Anyone can be a victim of financial fraud, so it's best to pay attention and find ways to protect yourself. The reality is that it's very easy to fall prey, especially when you have no idea what to look out for. The best defense is built on knowledge, so by gathering information, you stand a better chance of surviving a financial fraud attempt.
Ten Ways To Avoid Becoming A Victim Of Financial Fraud
Have you received a phone call lately from someone you do not know saying that you just won a free trip?
Find out who you're talking to. Don't just give people your money or your personal information.
It's important to establish who you're dealing with exactly. What are this person's claims? Can these claims be corroborated? Why would such a person contact you? Always look at the contact's details. There are a lot of tools online that you can use to conduct an investigation.
Of course your other option is to simply hang up the phone.
Don't click on email links -- even if they seem legitimate.
Some scams take advantage of people not reading their links properly before clicking on them.
Let's say you receive an email saying your Paypal account has been hacked. The email comes with a link to Paypal that supposedly will help you regain your security if you go to it and enter your user name and password.
Look closely and see if the link actually takes you to the Paypal site, and not something that looks like it, such as "Paypa1", for example.
It's better to type in the URL you commonly use (or the one you bookmarked) instead of a link from some unauthenticated email designed to phish for your valuable financial information.
Always stay up to date with your financial reports. Read your bills as soon as they come in.
It's a common practice to ignore the items on your credit card statement, but the truth is that this can be risky. You run the risk of paying for something somebody else purchased, i.e. credit card fraud.
The same is true of your credit report. Stay updated, read these reports, and you should be able to spot immediately if there's trouble brewing.
Ask questions. Don't just blindly accept what people tell you.
It's very important to think on your feet. Sometimes, you may find yourself speaking to someone who is so charismatic and you find yourself believing them. For example, have you ever been to one of those real estate investment seminars that teach you how to buy a house with no money down? Scary!

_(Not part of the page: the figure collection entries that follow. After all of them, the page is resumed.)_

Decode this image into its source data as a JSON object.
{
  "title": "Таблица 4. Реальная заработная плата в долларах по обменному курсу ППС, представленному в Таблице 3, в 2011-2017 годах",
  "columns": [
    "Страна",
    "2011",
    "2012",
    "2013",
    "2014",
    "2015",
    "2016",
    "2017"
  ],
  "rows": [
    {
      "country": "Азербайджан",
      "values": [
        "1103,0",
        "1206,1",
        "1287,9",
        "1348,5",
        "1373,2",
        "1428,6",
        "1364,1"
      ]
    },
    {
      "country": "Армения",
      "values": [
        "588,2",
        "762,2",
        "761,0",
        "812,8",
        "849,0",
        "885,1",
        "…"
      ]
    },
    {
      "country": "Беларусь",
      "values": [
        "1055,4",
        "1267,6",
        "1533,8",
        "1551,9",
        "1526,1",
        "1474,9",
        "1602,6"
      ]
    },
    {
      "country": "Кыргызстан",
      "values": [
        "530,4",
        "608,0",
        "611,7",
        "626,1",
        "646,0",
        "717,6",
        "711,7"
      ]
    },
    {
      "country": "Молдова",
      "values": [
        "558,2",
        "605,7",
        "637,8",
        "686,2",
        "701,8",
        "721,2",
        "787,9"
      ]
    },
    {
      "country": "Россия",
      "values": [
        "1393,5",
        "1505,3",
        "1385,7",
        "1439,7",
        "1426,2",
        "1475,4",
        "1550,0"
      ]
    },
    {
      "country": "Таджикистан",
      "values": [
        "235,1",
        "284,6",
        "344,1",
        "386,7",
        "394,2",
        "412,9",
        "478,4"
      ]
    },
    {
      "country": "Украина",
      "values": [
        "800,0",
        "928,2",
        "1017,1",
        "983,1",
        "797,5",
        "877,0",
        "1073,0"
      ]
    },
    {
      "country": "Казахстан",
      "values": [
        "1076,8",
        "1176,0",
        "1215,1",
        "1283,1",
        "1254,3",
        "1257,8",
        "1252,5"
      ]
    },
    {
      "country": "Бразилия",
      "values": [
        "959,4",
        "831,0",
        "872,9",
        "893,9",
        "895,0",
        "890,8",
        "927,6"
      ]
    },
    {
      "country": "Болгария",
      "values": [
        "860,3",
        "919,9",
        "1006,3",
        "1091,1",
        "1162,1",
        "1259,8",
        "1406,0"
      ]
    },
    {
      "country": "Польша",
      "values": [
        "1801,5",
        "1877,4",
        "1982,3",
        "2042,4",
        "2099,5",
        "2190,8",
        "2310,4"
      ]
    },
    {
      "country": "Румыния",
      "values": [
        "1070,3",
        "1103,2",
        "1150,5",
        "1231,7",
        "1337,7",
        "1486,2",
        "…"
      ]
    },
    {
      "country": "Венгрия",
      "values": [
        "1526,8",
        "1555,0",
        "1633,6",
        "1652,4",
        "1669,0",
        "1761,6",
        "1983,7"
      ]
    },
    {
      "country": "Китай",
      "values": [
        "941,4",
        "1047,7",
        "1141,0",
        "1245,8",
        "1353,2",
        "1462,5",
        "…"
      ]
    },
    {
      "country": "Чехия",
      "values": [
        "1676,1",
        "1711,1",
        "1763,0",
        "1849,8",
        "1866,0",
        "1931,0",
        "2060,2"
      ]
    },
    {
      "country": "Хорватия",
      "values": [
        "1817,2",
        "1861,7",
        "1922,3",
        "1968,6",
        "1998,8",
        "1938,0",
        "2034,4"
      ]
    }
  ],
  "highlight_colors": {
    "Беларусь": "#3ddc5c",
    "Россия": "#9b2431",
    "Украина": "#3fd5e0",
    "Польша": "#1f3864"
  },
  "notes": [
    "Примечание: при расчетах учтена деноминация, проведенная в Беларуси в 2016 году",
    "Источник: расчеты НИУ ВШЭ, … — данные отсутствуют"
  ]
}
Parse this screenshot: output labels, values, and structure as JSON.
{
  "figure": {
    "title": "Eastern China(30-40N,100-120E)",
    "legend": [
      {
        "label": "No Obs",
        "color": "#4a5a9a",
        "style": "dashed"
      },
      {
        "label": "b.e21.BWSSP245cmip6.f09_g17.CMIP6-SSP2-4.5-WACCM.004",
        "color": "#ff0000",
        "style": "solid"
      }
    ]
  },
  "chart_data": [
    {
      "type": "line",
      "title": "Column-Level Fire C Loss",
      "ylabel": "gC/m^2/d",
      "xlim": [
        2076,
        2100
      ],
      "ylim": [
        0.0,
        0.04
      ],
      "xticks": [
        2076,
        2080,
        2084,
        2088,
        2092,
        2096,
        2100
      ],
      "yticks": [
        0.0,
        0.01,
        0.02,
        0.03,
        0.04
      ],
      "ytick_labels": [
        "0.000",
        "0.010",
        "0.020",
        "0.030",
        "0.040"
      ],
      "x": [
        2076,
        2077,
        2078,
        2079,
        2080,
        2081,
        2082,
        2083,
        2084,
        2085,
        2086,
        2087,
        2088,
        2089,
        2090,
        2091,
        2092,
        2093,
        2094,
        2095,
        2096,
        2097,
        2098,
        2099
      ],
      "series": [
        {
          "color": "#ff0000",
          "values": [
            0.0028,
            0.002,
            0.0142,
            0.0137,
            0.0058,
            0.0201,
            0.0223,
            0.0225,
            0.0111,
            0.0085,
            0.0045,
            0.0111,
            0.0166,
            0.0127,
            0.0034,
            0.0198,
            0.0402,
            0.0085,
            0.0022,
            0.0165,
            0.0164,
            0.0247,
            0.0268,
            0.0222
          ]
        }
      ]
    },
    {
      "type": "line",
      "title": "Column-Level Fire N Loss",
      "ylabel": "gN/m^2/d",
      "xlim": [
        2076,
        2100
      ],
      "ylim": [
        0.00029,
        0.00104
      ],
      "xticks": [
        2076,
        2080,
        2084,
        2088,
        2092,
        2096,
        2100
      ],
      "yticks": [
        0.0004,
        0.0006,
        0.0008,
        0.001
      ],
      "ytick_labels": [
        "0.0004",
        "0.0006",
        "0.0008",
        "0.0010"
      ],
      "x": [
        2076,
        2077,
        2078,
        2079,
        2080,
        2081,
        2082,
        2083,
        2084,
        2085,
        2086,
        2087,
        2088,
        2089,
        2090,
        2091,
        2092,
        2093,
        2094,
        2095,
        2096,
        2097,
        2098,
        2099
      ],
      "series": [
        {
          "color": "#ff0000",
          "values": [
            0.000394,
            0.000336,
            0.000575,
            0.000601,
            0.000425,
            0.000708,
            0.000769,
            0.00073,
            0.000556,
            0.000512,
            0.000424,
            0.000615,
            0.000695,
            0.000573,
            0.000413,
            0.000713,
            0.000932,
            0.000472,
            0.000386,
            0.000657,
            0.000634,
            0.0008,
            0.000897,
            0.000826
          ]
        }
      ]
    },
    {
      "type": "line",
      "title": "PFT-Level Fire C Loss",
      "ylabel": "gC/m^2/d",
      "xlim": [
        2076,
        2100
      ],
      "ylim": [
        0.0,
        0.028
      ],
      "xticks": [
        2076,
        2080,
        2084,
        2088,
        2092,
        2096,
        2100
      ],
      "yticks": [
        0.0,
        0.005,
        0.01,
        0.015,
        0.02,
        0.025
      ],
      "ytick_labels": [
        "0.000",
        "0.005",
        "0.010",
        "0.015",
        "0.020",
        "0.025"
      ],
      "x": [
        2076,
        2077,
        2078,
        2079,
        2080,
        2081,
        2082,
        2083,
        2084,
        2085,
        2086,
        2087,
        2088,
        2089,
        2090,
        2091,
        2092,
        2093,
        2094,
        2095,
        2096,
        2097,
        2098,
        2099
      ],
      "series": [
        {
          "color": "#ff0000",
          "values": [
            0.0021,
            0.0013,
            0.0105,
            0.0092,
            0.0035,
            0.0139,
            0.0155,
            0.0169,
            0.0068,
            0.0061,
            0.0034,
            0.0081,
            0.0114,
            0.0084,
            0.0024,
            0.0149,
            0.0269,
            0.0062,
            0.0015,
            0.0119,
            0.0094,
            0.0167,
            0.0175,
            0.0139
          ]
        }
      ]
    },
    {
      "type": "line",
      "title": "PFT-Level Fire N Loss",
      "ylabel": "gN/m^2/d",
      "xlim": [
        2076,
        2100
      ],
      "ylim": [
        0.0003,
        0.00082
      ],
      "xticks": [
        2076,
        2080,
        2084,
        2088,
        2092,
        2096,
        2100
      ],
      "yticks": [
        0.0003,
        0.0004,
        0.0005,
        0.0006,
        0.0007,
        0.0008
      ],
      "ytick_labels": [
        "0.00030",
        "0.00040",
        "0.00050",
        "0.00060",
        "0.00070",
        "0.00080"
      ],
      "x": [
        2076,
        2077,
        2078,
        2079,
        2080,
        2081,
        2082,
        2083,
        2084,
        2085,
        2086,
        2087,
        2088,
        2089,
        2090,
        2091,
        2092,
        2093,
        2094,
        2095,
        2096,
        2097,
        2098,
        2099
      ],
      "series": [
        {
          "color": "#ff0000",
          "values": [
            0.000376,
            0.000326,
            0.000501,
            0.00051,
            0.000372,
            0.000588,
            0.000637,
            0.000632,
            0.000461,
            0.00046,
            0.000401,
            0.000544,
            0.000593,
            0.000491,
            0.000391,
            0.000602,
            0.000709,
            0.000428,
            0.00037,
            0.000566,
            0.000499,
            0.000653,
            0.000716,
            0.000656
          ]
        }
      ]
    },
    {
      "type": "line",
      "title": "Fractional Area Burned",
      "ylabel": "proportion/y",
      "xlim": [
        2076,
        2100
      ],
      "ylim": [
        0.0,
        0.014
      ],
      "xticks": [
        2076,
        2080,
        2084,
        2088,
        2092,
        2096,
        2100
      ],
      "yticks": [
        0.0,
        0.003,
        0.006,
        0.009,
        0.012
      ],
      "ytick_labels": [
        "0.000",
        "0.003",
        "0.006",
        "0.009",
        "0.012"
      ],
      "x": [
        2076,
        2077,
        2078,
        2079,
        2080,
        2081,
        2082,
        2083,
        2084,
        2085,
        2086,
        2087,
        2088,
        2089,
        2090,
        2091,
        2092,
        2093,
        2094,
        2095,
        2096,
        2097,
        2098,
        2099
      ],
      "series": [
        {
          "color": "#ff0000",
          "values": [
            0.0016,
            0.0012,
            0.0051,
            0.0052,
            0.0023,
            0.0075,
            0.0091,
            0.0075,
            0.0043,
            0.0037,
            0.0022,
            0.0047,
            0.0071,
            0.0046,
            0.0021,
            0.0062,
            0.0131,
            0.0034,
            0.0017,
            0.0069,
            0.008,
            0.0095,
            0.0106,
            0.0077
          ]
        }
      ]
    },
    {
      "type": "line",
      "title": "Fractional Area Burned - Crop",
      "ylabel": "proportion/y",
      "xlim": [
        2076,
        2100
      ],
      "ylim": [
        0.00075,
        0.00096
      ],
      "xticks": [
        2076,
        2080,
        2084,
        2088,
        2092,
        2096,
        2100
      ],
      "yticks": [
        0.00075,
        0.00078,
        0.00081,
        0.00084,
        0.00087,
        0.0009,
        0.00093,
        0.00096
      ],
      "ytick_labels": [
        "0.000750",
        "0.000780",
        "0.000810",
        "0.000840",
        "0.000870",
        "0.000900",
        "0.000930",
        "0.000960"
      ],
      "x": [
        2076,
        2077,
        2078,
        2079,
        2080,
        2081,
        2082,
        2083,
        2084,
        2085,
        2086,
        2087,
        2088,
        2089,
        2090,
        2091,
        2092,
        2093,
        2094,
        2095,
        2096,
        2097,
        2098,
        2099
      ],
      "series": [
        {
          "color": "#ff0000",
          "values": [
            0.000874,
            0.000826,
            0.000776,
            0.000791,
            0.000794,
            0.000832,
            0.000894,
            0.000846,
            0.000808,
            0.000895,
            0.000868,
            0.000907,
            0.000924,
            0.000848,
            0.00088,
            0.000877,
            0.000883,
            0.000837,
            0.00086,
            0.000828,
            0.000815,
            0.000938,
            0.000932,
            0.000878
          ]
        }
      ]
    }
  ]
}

Either through charm or intimidation, scammers will find ways to prevent you from looking too closely at their house of cards. This is why you need to be vigilant and ask questions, no matter what happens.
Never send money to strangers.
There are a lot of scams like these out there. The most famous are the "Nigerian prince" scams that you receive via email, but there are other variations, too.
There are the "lottery winner" scams, that claim you won some foreign lottery.
These scams all have one thing in common: to receive the "prize" they offer, you must first send money to them. The reasons are varied, but rest assured that they simply want to defraud you. Do not fall for these no matter how desperate you are for money. You will always lose.
Here is a copy of a scam email I just received. If I follow their instructions I could be rich, right?
The word "risk-free" is a red flag. Remember that nothing is without risk, especially where money is concerned.
It's important to remember that offers that use these exaggerations should actually scare you, even though they are intended to make you feel comfortable.
Get into the habit of shredding bank statements, any old unused cheques, and any outdated insurance documents. Things like tax returns need to be kept for a certain number of years, but after that they too should be shredded.
Do Your Research
The Internet is wonderful, in that practically anything you might need is already on it. If you've been invited to invest in a particular product\business, or property, do your research first. Do online searches for any nasty information. Always check the Better Business Bureau.
Remember that finding nothing at all is just as much of a red flag as finding nasty stuff.
Know When to Walk Away
If it's too good to be true, walk away. As they say, a fool and his money are easily parted. You need to remember that if someone offers you something that seems too "good", it probably is a trick. Walk away.
It Could Happen to Anyone
Accept that it could happen to you. A lot of people often dismiss the possibility of financial fraud, thinking that they cannot possibly be targets. They believe that only the wealthy will be targeted by these scam artists. The unfortunate truth is that anyone can be targeted.
In fact, some of the most common targets are pensioners. Elderly fraud is a serious problem, and it shows that anyone -- even senior citizens with meager retirement income -- can be the victim of unscrupulous financial scumbags.